11 February 2015

How To Measure Marketing Success

“Half my advertising is wasted, I just don’t know which half.”
John Wanamaker

If you’re wondering the same thing as Wanamaker, you’re not alone. Recent studies suggest we’ve made a little progress in the last century—the average company now wastes closer to 37% of their budget.

How does your business compare?

If you’re not measuring your marketing success, you won’t know—and more importantly, you won’t be able to make changes that can improve your ROI. Here’s what you can do to stop wasting your budget.

1. Establish Clear Goals

We talk about setting goals a lot because this is the first (and arguably the most important) thing you can do. Set high-level goals as well as specific goals that are tailored to each component of your marketing. These individual goals should be measurable items; what you measure will ultimately turn into benchmarks that give you a clear, accurate picture of how your marketing is performing across the board.

2. Measure Your Progress

Once you’ve established your goals, start measuring. The right marketing tracking tools can make this part easy for you. Depending on your marketing mix, you may use one or all of these tools to measure your traffic and leads:

Website Analytics

Measure the growth of your web presence using web analytics. This website suggests several must-track areas, including organic search, conversion rates, keyword traffic, bounce rate, and how long visitors stay on your pages.

Call Measurement

Tracking and recording your calls will give you a clear idea of how your advertising is doing when tied to phone numbers. A call measurement partner will be able to report information about:

  • Who called: segmented data that can help you target your ideal audience.
  • When they called.
  • What was said.
  • Peak traffic periods for call volume: Information that helps you target your advertising at the time when your audience historically connects with your brand.
  • Your ROI from call measurement: Proof that call measurement is actually saving—and potentially making—you money.
  • CSR performance.

A call measurement company that’s serious about its customers will also help you with goal-setting and strategy. (At Callcap, we can tailor each call measurement package to you, so you’re getting the data that matters to you and helps you increase your market share in your industry.

Social Media

A clear plan of action keeps you from squandering the potential of your social media presence. Platforms like Facebook, Instagram, and Twitter can be valuable for attracting new customers, creating buzz around upcoming events or new products, and driving traffic to your website. You can use the qualitative and quantitative information you gather across each platform to learn more about the people who are interested in your company and what they’re specifically interested in.
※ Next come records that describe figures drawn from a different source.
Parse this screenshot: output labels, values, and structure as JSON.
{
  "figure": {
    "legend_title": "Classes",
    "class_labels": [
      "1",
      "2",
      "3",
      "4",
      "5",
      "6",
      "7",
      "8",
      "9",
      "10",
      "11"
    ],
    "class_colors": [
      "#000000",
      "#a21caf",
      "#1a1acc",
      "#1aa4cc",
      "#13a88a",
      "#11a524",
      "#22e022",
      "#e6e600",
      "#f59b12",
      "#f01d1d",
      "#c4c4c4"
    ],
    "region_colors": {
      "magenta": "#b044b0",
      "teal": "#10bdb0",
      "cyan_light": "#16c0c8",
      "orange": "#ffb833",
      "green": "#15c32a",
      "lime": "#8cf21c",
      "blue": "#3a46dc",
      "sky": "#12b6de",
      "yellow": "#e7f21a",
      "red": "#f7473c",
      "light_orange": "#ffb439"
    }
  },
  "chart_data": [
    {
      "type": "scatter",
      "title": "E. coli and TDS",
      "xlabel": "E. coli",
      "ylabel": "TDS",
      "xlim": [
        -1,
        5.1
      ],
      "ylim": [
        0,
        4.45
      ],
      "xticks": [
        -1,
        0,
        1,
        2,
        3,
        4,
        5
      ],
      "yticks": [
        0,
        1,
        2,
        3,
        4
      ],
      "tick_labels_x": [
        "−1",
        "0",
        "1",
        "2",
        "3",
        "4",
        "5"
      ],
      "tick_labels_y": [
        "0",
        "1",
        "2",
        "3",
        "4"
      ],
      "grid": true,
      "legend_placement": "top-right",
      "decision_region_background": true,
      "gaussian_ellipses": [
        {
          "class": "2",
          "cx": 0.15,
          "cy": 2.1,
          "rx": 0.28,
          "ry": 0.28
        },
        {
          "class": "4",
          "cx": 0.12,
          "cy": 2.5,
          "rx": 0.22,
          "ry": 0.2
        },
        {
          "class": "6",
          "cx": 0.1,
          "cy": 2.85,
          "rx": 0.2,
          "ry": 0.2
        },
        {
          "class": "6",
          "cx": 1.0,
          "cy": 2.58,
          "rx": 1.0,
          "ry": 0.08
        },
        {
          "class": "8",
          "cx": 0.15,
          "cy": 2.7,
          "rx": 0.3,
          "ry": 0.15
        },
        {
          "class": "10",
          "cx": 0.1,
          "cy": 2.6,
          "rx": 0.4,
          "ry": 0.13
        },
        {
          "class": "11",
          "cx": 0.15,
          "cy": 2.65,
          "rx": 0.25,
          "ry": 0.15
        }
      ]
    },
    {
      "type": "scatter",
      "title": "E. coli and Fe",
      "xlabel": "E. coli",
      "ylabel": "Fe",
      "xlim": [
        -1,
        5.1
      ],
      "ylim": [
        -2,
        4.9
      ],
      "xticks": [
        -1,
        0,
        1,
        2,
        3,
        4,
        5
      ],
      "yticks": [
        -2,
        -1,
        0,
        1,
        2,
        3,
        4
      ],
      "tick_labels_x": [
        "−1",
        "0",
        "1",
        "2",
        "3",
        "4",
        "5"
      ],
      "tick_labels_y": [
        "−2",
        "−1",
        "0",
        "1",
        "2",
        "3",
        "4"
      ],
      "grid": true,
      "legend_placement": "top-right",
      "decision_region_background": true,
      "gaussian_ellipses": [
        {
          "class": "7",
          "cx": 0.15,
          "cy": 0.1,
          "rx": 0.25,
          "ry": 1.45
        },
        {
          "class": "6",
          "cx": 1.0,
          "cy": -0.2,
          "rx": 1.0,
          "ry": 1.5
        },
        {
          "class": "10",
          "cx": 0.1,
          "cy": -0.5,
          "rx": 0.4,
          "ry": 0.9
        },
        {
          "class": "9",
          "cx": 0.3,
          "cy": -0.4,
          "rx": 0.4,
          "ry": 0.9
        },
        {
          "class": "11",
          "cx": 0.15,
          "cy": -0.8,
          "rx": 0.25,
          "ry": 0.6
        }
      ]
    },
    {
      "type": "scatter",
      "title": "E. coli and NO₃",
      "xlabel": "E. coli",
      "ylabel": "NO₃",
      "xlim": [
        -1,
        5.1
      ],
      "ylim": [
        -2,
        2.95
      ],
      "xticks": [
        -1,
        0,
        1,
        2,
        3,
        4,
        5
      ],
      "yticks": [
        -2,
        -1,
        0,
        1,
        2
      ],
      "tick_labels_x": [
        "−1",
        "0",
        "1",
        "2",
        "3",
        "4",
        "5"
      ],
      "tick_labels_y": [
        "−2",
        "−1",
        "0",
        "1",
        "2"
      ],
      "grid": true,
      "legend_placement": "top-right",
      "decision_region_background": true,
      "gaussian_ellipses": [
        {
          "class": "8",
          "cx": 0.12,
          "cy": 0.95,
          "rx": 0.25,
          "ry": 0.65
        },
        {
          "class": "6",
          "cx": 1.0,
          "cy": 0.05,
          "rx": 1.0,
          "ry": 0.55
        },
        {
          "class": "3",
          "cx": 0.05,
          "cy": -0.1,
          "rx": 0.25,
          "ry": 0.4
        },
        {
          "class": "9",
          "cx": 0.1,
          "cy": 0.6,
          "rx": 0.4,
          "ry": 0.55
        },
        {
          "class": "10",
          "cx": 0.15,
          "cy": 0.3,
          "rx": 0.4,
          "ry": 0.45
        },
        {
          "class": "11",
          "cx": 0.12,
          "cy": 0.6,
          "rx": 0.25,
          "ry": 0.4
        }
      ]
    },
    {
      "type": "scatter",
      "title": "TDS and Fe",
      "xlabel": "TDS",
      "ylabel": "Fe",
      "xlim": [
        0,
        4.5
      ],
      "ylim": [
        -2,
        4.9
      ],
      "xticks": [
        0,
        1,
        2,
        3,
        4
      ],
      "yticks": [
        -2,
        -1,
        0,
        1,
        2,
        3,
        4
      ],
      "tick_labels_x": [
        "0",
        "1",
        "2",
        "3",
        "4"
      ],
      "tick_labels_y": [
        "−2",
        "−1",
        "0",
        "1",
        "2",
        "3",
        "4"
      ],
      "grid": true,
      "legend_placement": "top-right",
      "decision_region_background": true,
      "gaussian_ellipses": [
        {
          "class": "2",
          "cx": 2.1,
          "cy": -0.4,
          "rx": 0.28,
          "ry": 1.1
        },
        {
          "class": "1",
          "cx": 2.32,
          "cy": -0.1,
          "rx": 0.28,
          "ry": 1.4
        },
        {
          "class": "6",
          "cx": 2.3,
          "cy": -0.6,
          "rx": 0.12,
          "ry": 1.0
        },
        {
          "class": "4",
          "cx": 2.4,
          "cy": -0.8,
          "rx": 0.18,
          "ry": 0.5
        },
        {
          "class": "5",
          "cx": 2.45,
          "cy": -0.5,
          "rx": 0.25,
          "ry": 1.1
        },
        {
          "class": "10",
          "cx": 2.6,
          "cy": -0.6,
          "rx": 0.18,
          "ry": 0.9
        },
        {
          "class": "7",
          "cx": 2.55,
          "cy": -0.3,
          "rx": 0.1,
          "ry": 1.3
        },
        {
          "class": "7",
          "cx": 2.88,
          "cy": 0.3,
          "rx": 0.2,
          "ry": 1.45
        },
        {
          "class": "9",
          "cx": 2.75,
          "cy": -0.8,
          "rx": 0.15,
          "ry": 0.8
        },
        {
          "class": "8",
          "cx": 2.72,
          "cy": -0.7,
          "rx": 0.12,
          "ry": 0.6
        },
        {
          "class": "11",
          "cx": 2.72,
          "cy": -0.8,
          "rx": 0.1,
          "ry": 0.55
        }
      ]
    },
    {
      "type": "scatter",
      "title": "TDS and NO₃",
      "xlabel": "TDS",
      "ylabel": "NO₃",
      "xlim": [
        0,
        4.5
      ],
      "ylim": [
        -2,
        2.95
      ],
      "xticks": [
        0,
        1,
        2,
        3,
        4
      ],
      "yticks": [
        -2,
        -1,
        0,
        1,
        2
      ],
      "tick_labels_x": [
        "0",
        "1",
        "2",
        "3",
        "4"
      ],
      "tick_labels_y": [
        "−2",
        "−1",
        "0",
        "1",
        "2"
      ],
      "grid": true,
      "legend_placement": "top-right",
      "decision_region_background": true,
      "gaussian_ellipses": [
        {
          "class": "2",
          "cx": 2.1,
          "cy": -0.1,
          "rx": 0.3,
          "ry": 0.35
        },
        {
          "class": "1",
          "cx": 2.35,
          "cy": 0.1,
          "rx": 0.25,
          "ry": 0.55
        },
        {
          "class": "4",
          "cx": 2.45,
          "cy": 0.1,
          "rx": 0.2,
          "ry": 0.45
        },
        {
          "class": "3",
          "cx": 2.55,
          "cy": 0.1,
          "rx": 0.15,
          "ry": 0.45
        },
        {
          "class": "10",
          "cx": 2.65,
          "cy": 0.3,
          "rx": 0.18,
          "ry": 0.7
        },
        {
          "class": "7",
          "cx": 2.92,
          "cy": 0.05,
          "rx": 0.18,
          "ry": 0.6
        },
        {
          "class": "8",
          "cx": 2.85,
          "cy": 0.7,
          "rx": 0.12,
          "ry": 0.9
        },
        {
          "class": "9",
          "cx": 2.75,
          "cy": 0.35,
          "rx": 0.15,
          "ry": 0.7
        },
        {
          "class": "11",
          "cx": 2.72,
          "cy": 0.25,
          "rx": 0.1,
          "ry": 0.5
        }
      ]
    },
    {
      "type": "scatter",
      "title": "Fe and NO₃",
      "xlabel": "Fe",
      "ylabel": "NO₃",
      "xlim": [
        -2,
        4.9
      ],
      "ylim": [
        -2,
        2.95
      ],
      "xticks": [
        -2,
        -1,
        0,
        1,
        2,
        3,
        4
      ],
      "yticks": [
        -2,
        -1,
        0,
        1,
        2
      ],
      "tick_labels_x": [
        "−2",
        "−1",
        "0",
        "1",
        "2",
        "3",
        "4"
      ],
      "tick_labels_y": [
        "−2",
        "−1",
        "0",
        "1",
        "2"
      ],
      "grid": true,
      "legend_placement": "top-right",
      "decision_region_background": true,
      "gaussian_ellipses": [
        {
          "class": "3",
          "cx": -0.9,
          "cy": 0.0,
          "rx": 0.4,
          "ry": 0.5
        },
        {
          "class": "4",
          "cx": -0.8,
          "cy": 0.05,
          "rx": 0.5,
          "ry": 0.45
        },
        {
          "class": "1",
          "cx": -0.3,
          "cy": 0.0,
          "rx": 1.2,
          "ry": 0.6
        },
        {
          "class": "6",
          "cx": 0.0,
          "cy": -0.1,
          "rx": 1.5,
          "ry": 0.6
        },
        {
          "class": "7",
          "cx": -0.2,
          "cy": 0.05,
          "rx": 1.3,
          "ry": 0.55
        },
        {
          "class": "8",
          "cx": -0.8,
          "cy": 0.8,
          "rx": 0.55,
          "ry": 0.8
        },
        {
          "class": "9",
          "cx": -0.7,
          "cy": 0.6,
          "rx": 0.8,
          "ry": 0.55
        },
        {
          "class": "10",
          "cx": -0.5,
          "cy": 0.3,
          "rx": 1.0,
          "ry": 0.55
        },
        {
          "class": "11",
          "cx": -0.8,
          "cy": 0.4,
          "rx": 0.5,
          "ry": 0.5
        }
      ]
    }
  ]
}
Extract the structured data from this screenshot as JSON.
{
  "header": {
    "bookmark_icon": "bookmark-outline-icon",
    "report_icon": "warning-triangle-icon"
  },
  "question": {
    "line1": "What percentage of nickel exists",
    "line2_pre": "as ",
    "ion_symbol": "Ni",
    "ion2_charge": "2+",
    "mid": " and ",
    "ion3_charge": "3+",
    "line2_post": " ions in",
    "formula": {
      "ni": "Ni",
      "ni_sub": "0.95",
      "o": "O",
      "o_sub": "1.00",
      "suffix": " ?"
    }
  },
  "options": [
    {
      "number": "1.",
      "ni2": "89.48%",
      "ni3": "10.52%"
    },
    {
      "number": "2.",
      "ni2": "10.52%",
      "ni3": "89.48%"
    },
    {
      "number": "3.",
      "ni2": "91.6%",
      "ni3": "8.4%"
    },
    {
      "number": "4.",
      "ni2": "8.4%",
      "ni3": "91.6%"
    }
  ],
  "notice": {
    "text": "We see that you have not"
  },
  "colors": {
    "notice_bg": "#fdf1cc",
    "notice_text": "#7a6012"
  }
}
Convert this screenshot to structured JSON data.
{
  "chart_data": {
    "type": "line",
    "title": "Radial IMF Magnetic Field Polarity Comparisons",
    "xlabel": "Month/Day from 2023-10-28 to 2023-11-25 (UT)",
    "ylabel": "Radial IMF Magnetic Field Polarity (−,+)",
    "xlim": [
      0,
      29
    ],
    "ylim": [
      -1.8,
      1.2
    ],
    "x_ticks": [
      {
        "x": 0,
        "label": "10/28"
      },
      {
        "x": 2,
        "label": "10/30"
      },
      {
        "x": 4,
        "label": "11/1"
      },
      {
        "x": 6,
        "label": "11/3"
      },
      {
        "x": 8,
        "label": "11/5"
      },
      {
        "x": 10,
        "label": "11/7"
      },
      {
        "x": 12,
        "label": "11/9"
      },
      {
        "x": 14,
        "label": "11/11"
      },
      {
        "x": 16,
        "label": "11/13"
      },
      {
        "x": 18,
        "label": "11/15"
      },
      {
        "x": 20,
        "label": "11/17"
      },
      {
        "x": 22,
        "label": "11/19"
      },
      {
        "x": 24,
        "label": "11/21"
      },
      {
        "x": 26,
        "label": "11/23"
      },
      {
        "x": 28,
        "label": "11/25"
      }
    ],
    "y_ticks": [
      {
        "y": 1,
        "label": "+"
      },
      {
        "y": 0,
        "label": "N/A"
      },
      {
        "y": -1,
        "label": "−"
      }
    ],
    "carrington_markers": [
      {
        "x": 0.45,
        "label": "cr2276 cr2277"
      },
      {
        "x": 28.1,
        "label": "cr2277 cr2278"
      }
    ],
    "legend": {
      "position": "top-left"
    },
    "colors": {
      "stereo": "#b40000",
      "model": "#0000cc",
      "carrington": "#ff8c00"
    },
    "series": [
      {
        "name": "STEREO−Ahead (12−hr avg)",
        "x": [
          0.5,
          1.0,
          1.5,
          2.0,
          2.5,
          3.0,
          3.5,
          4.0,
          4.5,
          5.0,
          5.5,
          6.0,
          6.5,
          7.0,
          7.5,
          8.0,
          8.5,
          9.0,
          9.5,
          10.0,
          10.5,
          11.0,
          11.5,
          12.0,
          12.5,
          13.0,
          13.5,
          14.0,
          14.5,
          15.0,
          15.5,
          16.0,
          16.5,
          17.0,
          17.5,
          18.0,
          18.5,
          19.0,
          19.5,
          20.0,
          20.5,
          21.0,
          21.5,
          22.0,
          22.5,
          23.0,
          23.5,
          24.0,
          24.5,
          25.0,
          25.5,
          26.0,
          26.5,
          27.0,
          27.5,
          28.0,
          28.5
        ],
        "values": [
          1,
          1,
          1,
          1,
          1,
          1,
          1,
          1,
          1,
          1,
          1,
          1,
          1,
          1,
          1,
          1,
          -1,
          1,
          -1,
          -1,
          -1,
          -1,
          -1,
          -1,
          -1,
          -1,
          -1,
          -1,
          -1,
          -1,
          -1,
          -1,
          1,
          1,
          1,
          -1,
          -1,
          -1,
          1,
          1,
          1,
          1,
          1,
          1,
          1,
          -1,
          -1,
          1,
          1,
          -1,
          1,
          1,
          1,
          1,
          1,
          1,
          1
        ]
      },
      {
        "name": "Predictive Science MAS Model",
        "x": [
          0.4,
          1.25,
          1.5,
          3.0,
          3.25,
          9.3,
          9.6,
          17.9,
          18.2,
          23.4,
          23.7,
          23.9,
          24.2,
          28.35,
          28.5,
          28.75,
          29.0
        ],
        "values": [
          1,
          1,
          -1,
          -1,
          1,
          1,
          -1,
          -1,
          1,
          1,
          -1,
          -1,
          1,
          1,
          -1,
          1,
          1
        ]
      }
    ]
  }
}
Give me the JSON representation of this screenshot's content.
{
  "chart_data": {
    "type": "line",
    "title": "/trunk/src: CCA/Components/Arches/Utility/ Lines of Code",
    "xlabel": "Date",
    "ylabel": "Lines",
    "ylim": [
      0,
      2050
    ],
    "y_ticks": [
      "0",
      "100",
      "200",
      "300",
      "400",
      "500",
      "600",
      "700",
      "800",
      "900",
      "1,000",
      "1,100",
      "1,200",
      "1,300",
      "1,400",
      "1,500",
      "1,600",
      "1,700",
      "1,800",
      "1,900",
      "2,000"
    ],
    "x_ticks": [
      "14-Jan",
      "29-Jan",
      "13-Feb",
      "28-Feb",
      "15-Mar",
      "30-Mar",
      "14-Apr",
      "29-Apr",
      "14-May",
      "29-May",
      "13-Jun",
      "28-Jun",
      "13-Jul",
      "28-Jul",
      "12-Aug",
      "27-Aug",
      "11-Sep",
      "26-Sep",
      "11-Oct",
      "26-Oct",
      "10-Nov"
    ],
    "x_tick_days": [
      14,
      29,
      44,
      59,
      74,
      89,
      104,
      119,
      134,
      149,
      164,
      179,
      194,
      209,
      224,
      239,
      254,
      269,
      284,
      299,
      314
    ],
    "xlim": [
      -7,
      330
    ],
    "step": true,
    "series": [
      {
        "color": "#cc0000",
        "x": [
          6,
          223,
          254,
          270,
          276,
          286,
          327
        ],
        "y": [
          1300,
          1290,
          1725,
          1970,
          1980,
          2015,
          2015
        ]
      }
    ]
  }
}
3. Analyze, Change, & Adapt

You can immediately begin measuring your marketing success.

  • Analyze consistently and fairly across each marketing strategy. For example, just because one is outperforming another doesn’t necessarily mean that you should remove the lower-performing strategy.
  • You don’t have to measure everything at first. Some data just won’t be useful to you—and that’s OK! Just because it’s there doesn’t mean that analyzing it will help you. That’s why it’s so important to set specific goals you want to see, so you know exactly what—and why—you’re measuring.
  • Use the data to make changes based on evidence. Don’t be afraid to tweak and try new things if you’re not seeing the results you want.
  • Keep going! The marketing cycle begins anew when you analyze and adapt your strategies.

The basic principles of how to measure marketing success are easy enough that you can start right where you are without feeling overwhelmed. By setting clear goals, measuring your marketing against those goals, and analyzing the data, you’ll be able to see what works and what needs improvement in your marketing budget. Then, you’ll be able to spend your money on outlets that bring in traffic, leads, and sales.